Find more info about the GA4 obfuscated dataset here.
Optional Variables
These variables are also NOT finalized & are LIKELY to change.
vars:
conversion_events: ['download_gated', 'download_ungated', 'form_submit', 'search', 'social_click']
consideration_events: ['click', 'cta_click', 'navigation_click', 'view_search_results']
excluded__events: ['session_start']
excluded__event_params: ['ga_session_id', 'page_location', 'ga_session_number', 'session_engaged']
excluded__columns: ['event_previous_timestamp', 'event_bundle_sequence_id', 'event_server_timestamp_offset']
excluded__user_props: []
included__query_params: ['utm_source', 'utm_medium', 'utm_campaign', 'gclid', 'fbclid']
funnel_stages: ['begin_checkout', 'add_shipping_info', 'add_payment_info', 'purchase']
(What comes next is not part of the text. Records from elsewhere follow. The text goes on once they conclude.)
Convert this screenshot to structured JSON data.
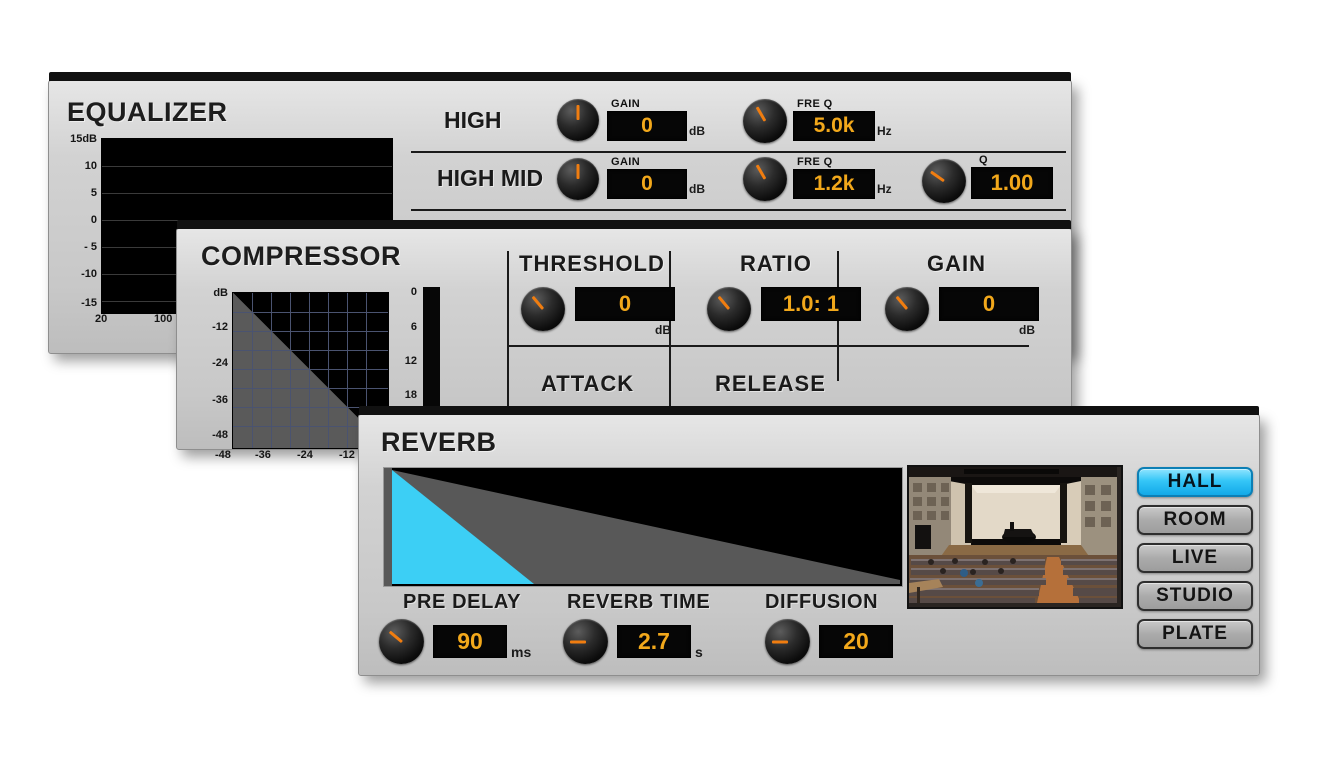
{
  "equalizer": {
    "title": "EQUALIZER",
    "graph": {
      "y_ticks": [
        "15dB",
        "10",
        "5",
        "0",
        "- 5",
        "-10",
        "-15"
      ],
      "x_ticks": [
        "20",
        "100"
      ]
    },
    "bands": [
      {
        "name": "HIGH",
        "gain_label": "GAIN",
        "gain_value": "0",
        "gain_unit": "dB",
        "gain_knob_angle": 0,
        "freq_label": "FRE Q",
        "freq_value": "5.0k",
        "freq_unit": "Hz",
        "freq_knob_angle": -30
      },
      {
        "name": "HIGH MID",
        "gain_label": "GAIN",
        "gain_value": "0",
        "gain_unit": "dB",
        "gain_knob_angle": 0,
        "freq_label": "FRE Q",
        "freq_value": "1.2k",
        "freq_unit": "Hz",
        "freq_knob_angle": -30,
        "q_label": "Q",
        "q_value": "1.00",
        "q_knob_angle": -55
      }
    ]
  },
  "compressor": {
    "title": "COMPRESSOR",
    "graph": {
      "y_ticks": [
        "dB",
        "-12",
        "-24",
        "-36",
        "-48"
      ],
      "x_ticks": [
        "-48",
        "-36",
        "-24",
        "-12"
      ]
    },
    "meter": {
      "ticks": [
        "0",
        "6",
        "12",
        "18"
      ]
    },
    "controls": [
      {
        "name": "THRESHOLD",
        "value": "0",
        "unit": "dB",
        "knob_angle": -40
      },
      {
        "name": "RATIO",
        "value": "1.0: 1",
        "unit": "",
        "knob_angle": -40
      },
      {
        "name": "GAIN",
        "value": "0",
        "unit": "dB",
        "knob_angle": -40
      },
      {
        "name": "ATTACK",
        "value": "",
        "unit": "",
        "knob_angle": -40
      },
      {
        "name": "RELEASE",
        "value": "",
        "unit": "",
        "knob_angle": -40
      }
    ]
  },
  "reverb": {
    "title": "REVERB",
    "graph": {
      "early_color": "#3ccff5",
      "tail_color": "#585858"
    },
    "controls": [
      {
        "name": "PRE DELAY",
        "value": "90",
        "unit": "ms",
        "knob_angle": -50
      },
      {
        "name": "REVERB TIME",
        "value": "2.7",
        "unit": "s",
        "knob_angle": -90
      },
      {
        "name": "DIFFUSION",
        "value": "20",
        "unit": "",
        "knob_angle": -90
      }
    ],
    "presets": [
      {
        "label": "HALL",
        "active": true
      },
      {
        "label": "ROOM",
        "active": false
      },
      {
        "label": "LIVE",
        "active": false
      },
      {
        "label": "STUDIO",
        "active": false
      },
      {
        "label": "PLATE",
        "active": false
      }
    ],
    "photo_alt": "concert-hall"
  },
  "colors": {
    "lcd_text": "#f2a81b",
    "knob_pointer": "#f07d10",
    "active_preset": "#35c6f7",
    "panel_face": "#d2d2d2"
  }
}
Query Parameter Exclusions
Setting any query_parameter_exclusions
will remove query string parameters from the page_location
field for all downstream processing. Original parameters are captured in a new original_page_location
field. Ex:
vars:
query_parameter_exclusions: ['gclid', 'fbclid', '_ga']
Conversion Events
Specific events can be set as conversions with the conversion_events
variable in your dbt_project.yml
file. These events will be counted against each session and included in the final mart models. Ex:
vars:
conversion_events: ['purchase', 'download']
Consideration Events
Specific events can be set as considerations with the conversion_events
variable in your dbt_project.yml
file. These events will be counted against each session and included in the final mart models. Ex:
vars:
consideration_events: ['cta_click', 'view_search_results']
Funnel Stages
Set specific events to be stages in a funnel.
vars:
funnel_stages: ['begin_checkout', 'add_shipping_info', 'add_payment_info', 'purchase']
Excluded Events
Exclude specific events from the final tables.
vars:
excluded__events: ['session_start']
Excluded Event parameters
Exclude specific event parameters from the final tables.
vars:
excluded__event_params: ['ga_session_id', 'page_location', 'ga_session_number', 'session_engaged', 'engagement_time_msec', 'entrances', 'page_title', 'page_referrer', 'source', 'medium', 'campaign', 'debug_mode', 'term', 'clean_event', 'value', 'tax', 'coupon', 'promotion_name', 'transaction_id']
Excluded Columns
Exclude specific default columns from the final tables.
vars:
excluded__columns: ['event_previous_timestamp', 'event_bundle_sequence_id', 'event_server_timestamp_offset', 'user_id', 'user_pseudo_id', 'stream_id', 'ga_session_id', 'privacy_info', 'event_dimensions', 'app_info']
Excluded User Properties
Exclude specific user properties from the final tables.
vars:
excluded__user_props: ['logged_in']
Included Query Parameters
Include specific query parameters to be in the final tables.
vars:
included__query_params: ['utm_source', 'utm_medium', 'utm_campaign', 'utm_content', 'utm_term', 'gclid', 'fbclid', 'gclsrc', '_ga']